Dan hari ini merupakan puncak dari segala demo sebelumnya, dimana di depan kampus saya terjadi aksi pemblokiran jalan sehingga tidak ada satu pun kendaraan yang bisa bergerak, hal ini lebih diperparah oleh sejumlah universitas yang berada di jalan yang sama dengan kampus saya, yaitu sebanyak 3 universitas melakukan aksi yang sama, yang sacara otomatis memblokir jalan dan menghalangi kendaraan, sehingga sore tadi jalan perintis kemerdekaan yang merupakan salah satu jalan vital yang ada di Makassar lumpuh total. Dan saya yang sedang dalam perjalanan pulang, terpaksa harus berjalan kaki sampai ke rumah, karena menunggu angkot untuk dapat bergerak merupakan hal yang mustahil, kesialan saya ditambah lagi dengan hujan yang turun cukup deras mengiringi langkah saya menuju rumah. Sepanjang jalan saya melihat banyak mobil-mobil yang memarkirkan diri termasuk motor-motor dan angkot-angkot.

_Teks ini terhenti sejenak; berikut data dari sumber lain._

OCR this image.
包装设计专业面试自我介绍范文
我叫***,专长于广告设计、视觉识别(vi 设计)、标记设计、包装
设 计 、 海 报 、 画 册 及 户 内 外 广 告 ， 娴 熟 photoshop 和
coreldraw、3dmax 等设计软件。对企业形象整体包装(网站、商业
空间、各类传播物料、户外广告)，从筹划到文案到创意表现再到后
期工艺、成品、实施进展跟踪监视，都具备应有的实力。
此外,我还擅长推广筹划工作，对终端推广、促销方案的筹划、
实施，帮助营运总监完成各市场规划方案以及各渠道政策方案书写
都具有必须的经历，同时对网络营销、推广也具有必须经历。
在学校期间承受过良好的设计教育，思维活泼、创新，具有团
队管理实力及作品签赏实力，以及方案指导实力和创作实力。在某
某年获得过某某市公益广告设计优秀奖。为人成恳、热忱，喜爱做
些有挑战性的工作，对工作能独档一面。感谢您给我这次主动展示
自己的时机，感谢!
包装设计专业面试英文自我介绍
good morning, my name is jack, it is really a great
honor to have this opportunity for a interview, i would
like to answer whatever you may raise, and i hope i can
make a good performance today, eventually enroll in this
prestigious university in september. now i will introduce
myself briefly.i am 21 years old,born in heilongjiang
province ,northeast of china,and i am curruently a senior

Hujan yang turun cukup deras, tidak juga menyurutkan semangat para mahasiswa yangs aya nilai sama sekali tidak berotak, yang memblokir jalan untuk melakukan orasi-orasi yang mereka katakan atas anma rakyat. Atas nama rakyat apanya ?? mereka sudah menghalangi arus lalu lintas yang secara otomatis membuat angkot-angkot tidak bisa beroperasi yang tentu saja mengurangi pemasukan para supir-supir angkot. Hal yang sungguh-sungguh tidak dipikirkan oleh para mahasiswa itu. Tolonglah para mahasiswa jika anda ingin meyampaikan pendapat anda lakukanlah secara damai, jangan melakukan aksi-aksi yang meresahkan masyarakat. Jangan memblokir jalan lagi yang pada akhirnya merugikan masyarakat, padahal anda sendiri menyatakan membela hak rakyat.